In the following example, a pipeline is configured to run using an image that is configured with an ubuntu-20.04-gen2
alias.
pool:
name: fabrikam-dev-pool # Name of Managed DevOps Pool
demands:
- ImageOverride -equals ubuntu-20.04-gen2
Important
Don't put quotes around the alias name in the ImageOverride
demand, even if it has spaces in the name.
ImageVersionOverride
If you're using a Shared Image Gallery or Azure Marketplace image and want to use a specific version of the image instead of the version specified by your image configuration, you can use the ImageVersionOverride
demand. For example, you can use it to validate a new image version before promoting it to be latest for an image. The following examples specify an ImageVersionOverride
of 2.0.0
.
Configure the ImageVersionOverride
demand in the demands
section of your pipeline.
pool:
name: fabrikam-dev-pool # Name of Managed DevOps Pool
demands:
- ImageVersionOverride -equals 2.0.0
CustomCapabilities
If you have stateful pools and you want a way to run a job on a specific running agent instance, you can use the CustomCapabilities
demand.
Important
The CustomCapabilities
demand applies only to agents in stateful pools. When you're using stateless pools, you get a fresh agent image for every job.
When you specify a CustomCapabilities
demand in your pipeline, if any pipeline with the same demand has run previously, and the stateful agent that ran the pipeline is still online, that agent will be used to run the pipeline. If no online agents match the CustomCapabilities
demand, an agent is provisioned from the pool, tagged with the CustomCapabilities
demand, and is used to run the pipeline. Subsequent jobs with the same CustomCapabilities
demand will use that tagged agent instance to run their jobs as long as that agent is online.

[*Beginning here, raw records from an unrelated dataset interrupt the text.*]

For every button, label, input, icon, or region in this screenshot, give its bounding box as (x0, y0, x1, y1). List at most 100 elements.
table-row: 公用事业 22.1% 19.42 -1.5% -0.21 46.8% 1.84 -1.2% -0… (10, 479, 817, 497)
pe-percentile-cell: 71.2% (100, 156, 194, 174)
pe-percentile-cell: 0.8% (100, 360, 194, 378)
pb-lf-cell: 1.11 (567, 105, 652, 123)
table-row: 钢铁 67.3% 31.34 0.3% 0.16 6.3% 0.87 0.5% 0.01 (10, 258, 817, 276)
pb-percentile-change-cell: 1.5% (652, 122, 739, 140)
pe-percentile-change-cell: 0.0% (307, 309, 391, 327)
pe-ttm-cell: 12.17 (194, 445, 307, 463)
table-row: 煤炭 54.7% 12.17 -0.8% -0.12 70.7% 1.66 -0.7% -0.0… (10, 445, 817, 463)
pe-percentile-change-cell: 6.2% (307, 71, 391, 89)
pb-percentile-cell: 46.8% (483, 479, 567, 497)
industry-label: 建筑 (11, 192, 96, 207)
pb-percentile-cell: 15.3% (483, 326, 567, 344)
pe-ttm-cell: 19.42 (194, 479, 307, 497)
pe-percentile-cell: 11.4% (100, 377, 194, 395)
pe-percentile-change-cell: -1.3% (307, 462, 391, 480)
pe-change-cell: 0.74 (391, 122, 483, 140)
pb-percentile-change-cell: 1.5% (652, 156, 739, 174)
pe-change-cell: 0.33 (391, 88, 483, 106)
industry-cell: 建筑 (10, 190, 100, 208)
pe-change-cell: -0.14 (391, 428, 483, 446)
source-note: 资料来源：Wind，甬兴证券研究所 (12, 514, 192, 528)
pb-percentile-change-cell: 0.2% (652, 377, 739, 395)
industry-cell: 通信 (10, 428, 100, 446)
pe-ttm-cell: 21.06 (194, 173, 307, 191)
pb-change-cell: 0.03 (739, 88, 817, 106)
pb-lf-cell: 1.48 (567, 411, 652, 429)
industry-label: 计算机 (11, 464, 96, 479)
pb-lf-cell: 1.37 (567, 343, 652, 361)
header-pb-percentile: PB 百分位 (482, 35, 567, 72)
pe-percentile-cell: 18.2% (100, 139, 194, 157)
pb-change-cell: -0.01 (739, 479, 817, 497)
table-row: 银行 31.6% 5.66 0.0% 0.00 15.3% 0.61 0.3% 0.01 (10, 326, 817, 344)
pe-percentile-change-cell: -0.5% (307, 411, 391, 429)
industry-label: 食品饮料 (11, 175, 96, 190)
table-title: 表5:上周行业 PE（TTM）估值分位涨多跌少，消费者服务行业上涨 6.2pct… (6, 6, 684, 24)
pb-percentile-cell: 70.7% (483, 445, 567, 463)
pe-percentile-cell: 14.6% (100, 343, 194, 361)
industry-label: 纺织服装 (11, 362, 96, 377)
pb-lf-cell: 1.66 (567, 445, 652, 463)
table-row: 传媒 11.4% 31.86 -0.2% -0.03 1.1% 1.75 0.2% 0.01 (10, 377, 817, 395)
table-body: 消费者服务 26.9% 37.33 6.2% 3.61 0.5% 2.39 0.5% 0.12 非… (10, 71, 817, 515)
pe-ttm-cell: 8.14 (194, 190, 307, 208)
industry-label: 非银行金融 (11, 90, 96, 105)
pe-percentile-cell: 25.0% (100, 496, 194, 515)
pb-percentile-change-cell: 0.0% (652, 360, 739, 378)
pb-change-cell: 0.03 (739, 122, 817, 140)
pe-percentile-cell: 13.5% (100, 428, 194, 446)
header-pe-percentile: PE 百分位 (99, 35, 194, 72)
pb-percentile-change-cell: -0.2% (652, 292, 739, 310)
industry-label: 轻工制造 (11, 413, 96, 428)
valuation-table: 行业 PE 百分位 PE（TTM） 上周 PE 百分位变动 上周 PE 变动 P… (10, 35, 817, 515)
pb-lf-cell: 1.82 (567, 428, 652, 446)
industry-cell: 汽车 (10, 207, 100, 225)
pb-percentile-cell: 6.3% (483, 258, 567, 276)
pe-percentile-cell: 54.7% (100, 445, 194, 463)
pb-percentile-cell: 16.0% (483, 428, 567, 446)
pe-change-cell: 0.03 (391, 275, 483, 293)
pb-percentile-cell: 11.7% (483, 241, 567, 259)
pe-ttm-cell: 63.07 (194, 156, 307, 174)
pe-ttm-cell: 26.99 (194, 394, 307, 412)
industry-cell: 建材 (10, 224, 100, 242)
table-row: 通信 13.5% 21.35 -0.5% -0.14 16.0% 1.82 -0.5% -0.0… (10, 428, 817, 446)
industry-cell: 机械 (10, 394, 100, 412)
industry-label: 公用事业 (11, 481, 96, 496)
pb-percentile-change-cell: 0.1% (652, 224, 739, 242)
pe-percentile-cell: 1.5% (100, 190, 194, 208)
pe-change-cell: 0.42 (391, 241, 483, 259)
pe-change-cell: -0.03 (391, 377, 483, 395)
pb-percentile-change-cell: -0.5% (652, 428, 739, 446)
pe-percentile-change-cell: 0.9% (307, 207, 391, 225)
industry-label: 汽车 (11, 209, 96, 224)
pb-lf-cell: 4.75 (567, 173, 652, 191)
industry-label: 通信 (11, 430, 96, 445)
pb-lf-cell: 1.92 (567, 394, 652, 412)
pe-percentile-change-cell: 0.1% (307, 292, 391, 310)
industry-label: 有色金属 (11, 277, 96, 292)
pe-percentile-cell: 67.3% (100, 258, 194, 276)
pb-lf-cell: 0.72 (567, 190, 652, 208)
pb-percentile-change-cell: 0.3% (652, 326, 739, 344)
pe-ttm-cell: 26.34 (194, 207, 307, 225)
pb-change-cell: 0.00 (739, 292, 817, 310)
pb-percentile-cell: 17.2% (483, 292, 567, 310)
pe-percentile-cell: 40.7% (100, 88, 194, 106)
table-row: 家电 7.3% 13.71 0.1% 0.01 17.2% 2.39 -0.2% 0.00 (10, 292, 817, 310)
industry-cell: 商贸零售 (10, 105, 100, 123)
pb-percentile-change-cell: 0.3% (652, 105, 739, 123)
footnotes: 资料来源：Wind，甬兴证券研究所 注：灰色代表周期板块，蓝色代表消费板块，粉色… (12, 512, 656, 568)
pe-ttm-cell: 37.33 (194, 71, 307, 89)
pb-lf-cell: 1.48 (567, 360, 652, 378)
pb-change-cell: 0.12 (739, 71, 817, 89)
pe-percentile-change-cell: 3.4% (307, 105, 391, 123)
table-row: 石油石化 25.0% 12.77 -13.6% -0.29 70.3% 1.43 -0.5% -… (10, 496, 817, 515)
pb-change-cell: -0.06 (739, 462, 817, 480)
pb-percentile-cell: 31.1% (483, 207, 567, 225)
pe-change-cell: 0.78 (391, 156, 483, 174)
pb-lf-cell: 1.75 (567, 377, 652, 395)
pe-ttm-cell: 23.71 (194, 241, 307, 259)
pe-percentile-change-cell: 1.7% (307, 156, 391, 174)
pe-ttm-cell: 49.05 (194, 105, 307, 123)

In the following example, a pipeline is run using the windows-2022
Azure Pipelines image in a stateful pool. If an online agent is ready to accept jobs and is tagged with the CustomCapabilities
attribute (set by a pipeline that previously ran on the agent), that agent will be used to run this pipeline. If no online agent matches this demand, the next available agent is used to run the job, and the agent is tagged with the CustomCapabilities
attribute. Future pipeline runs with this demand will run on this agent, if it is online and ready for jobs.
pool:
name: fabrikam-dev-pool # Name of Managed DevOps Pool
demands:
- ImageOverride -equals windows-2022
- CustomCapabilities -equals MyCustomValue
For example, you have a large repository that takes a long time to clone, and you have multiple pipelines that run from this repository. Using the same CustomCapabilities
demand in the pipelines could help the second pipeline run more quickly by using an agent with the repository already cloned.